Verónica Barbero

Escritora

No recuerdo los detalles, solo mi foto de perfil decapitada y que el tamaño de la cabeza de Esther era justo. La pego encima del espacio vacío sobre mi cuerpo y el collage queda perfecto. El mechón de pelo gris que le cae sobre la frente, sus labios entreabiertos y carnosos, su actitud desafiante es todo lo que necesito para crear una suerte diferente a la mía. No sé sabe el color de sus ojos, tengo solo esta foto, estoy segura de que detrás de los anteojos de sol reside su superpoder, la mirada de águila.

Sin instrucciones ella se desliza al ritmo de mis dedos. Like, nope, like, nope. Al comienzo llegan solo ruidos. Gritos de animales domésticos, chirridos de freno de moto, asado crujiendo en la parrilla, alguien descorcha una botella de vino, glu glu, líquido derramado, un solo de guitarra, un canto lloroso. Repertorio aturdidor que por un instante me trae la ilusión completa de esa otra realidad, la suerte de Esther. Claveles, gardenias, nomeolvides evocados por ella se propagan en efluvios poderosos.

“Hay demasiada gente aquí”, dice. La abundancia no la ayuda a decidirse. ¿Y si no ocurre nada? ¿Ni para bien ni para mal? Alejo esa angustia, los algoritmos conectan a personas que concuerdan en intereses, sé que hasta consideran las fotos con imágenes similares. También pueden adivinar pensamientos, los míos y los de Esther, hasta pueden invocar fantasmas, traumas o recuerdos.

Por eso ya no intento sola, la última vez deslicé el dedo hacia la derecha y di con el estanciero. Me invitó a su casa en el campo, decorada con animales embalsamados, quiso que bajemos al sótano para mostrarme la cava, yo pensé en cadáveres de mujeres en formol o diseccionadas. Jugar, apostar, descartar. Jugar, apostar, descartar. Dice Esther, digo yo. Al ritmo del swipe va armándose una cartografía de “hola, hola, corazones y manitos que saludan”.

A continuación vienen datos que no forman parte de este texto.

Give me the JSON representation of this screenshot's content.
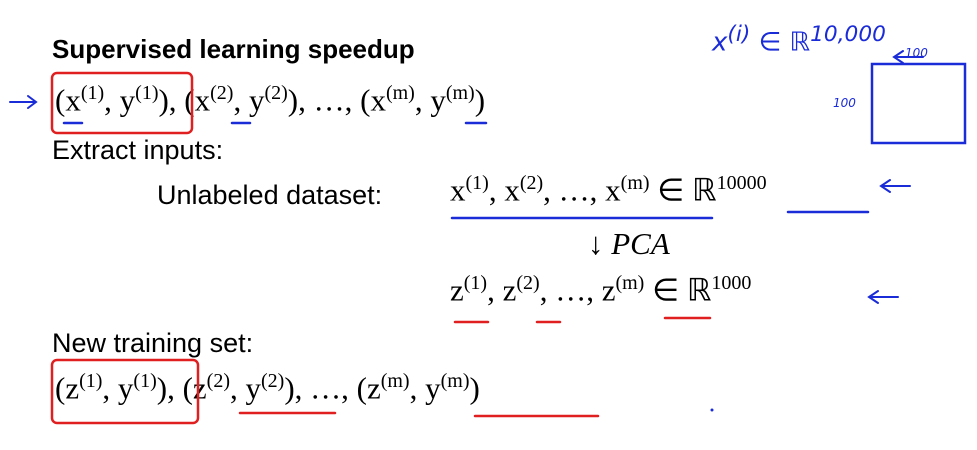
{
  "slide": {
    "title": "Supervised learning speedup",
    "line1": [
      [
        "(x",
        "(1)"
      ],
      [
        ", y",
        "(1)"
      ],
      [
        "), (x",
        "(2)"
      ],
      [
        ", y",
        "(2)"
      ],
      [
        "), …, (x",
        "(m)"
      ],
      [
        ", y",
        "(m)"
      ],
      [
        ")"
      ]
    ],
    "extract": "Extract inputs:",
    "unlabeled_label": "Unlabeled dataset:",
    "unlabeled_math": [
      [
        "x",
        "(1)"
      ],
      [
        ", x",
        "(2)"
      ],
      [
        ", …, x",
        "(m)"
      ],
      [
        " ∈ ℝ",
        "10000"
      ]
    ],
    "pca": "↓ PCA",
    "z_math": [
      [
        "z",
        "(1)"
      ],
      [
        ", z",
        "(2)"
      ],
      [
        ", …, z",
        "(m)"
      ],
      [
        " ∈ ℝ",
        "1000"
      ]
    ],
    "new_set": "New training set:",
    "new_math": [
      [
        "(z",
        "(1)"
      ],
      [
        ", y",
        "(1)"
      ],
      [
        "), (z",
        "(2)"
      ],
      [
        ", y",
        "(2)"
      ],
      [
        "), …, (z",
        "(m)"
      ],
      [
        ", y",
        "(m)"
      ],
      [
        ")"
      ]
    ]
  },
  "handwriting": {
    "dim": [
      [
        "x",
        "(i)"
      ],
      [
        " ∈ ℝ",
        "10,000"
      ]
    ],
    "box_top": "100",
    "box_left": "100"
  }
}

Así pasamos horas hasta que Esther se detiene con un golpe seco. El algoritmo hace lo suyo, un subidón, un cosquilleo en nuestros corazones. Llegan las imágenes cuando ella ajusta la cámara. Medio borrosa, la de un pescador que sostiene un sábalo casi de su altura. No sé qué irrita tanto a Esther pero lo cancela de inmediato. A mí la foto me hace pensar en corrientes marinas.

Deslizamos hacia el siguiente: el domador de Guachipas. Sobre un caballo muestra su torso desnudo en diferentes poses de yoga. Parado de cabeza o sujetando de las patas delanteras al animal que, resignado, mira al cielo. A Esther la escena le parece encantadora, ya que sugiere el movimiento controlado y la calma que se logra a través del yoga. Preparo mi ropa para citas, musculosa terracota y pollera campana negra, no le damos importancia a unos de sus intereses: practica tiro al blanco, en un minuto dispara treinta balas.

Esa noche la voz del domador de Guachipas es tan aguda que se me van las ganas de conversar. Preferiría mirarnos y solo hacer gestos, lo que llevaría tal vez a darnos un beso sin que se entere Esther y cuando vuelva a casa, mientras ponga la ropa de citas en el lavarropas, ella frustrada por no acompañar, por no entender el ritmo del swipe, diga: ¡datos! ¡Quiero más datos! Ya siento vergüenza por nuestra ignorancia inocente, por los escasos recursos que utilizamos.